We have been cooperating with AlphaCHIP for about five years. Most of the tasks we receive from them are research-intensive and relate to the application of artificial intelligence in various fields, such as the development of CAD systems for integrated circuit synthesis, image, video and audio processing, hardware implementation of neural networks, the creation of various specialised datasets, and much more. It is encouraging to see our cooperation reaching a new level.’
In addition, there are plans to involve AlphaCHIP specialists in the research work of undergraduate and postgraduate students in microelectronics, including the supervision of final qualification works, doctoral research, and the publication of joint academic papers. Another area of cooperation is the organisation at MIEM of seminars and lecture courses for AlphaCHIP employees aimed at enhancing their professional skills.
‘Today, the microelectronics industry faces a whole range of fundamental challenges, and the quality and speed with which they are addressed will, without exaggeration, determine the future of the entire IT industry in Russia,’ said Alexander Stempkovskiy, Chief Executive Officer of AlphaCHIP and Academician of the Russian Academy of Sciences. ‘This is not only about achieving technological independence, in which microelectronics plays a special role, but also about attaining technological leadership for Russia, as we are living in a highly competitive world.
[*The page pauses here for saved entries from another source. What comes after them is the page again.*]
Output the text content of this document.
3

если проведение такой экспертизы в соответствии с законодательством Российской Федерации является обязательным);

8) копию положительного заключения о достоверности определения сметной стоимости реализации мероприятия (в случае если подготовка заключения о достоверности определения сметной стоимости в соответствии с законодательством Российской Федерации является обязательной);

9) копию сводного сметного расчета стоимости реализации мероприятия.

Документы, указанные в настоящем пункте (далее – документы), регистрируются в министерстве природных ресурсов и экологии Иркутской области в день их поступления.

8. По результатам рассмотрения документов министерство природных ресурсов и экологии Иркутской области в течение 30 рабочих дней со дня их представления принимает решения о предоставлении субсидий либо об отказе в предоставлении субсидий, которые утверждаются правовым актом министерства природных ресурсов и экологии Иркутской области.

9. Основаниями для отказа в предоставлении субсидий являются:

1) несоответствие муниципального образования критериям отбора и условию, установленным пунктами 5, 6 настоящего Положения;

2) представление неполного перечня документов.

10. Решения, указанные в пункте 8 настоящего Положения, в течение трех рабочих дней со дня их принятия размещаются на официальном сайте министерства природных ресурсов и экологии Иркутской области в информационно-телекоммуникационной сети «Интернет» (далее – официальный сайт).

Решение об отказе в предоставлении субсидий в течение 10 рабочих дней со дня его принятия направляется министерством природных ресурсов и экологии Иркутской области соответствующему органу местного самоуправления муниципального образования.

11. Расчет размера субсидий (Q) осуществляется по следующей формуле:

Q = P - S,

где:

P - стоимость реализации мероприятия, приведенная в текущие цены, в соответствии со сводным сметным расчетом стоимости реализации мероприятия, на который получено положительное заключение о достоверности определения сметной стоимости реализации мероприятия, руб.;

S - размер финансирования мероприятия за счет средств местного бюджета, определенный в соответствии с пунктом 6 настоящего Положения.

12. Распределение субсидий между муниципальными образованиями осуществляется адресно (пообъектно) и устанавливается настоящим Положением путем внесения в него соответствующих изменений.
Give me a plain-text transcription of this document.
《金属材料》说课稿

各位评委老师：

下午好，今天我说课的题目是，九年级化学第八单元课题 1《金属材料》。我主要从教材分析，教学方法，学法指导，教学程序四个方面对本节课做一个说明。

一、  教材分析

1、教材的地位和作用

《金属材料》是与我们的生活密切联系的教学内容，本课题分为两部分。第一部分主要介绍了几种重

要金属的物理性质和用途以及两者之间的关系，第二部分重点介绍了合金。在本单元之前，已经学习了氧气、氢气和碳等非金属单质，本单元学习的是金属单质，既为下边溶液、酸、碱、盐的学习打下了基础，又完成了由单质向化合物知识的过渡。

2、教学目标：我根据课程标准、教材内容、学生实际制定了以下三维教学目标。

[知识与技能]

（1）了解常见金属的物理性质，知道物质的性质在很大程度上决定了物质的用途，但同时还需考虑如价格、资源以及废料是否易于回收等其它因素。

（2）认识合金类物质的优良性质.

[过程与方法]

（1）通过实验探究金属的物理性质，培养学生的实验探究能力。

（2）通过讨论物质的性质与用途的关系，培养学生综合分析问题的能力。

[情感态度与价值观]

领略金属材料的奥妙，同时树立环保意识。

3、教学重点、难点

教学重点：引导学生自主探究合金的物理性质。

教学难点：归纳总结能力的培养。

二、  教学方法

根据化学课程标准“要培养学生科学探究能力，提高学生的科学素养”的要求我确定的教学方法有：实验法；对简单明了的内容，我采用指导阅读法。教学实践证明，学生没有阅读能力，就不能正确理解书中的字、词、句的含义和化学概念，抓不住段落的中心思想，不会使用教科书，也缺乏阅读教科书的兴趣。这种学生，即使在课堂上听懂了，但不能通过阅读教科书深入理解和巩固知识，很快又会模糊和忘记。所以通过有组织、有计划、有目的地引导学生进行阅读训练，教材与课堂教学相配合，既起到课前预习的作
AlphaCHIP’s unique developments allow us to say that such goals are achievable. One of the necessary conditions for this is the consolidation of all stakeholders in the industry, and in this context, scientific cooperation between AlphaCHIP and universities such as MIEM, which possess strong intellectual resources among their specialists and enormous student potential, is not merely desirable but essential.’
‘From the perspective of the scientific component, the field of microelectronics in Russia is currently experiencing a second renaissance driven by the need to create fully domestic software capable of supporting modern computer-aided design systems, which themselves must also be domestically developed. This opens up a vast range of challenges for researchers. This applies both to development and design, including of microchips, and to the application of the latest advances in neural networks and artificial intelligence,’ concluded Roman Solovyov, Professor at MIEM, Corresponding Member of the Russian Academy of Sciences, Deputy CEO for Innovation at AlphaCHIP, and winner of the Sber Scientific Award 2025.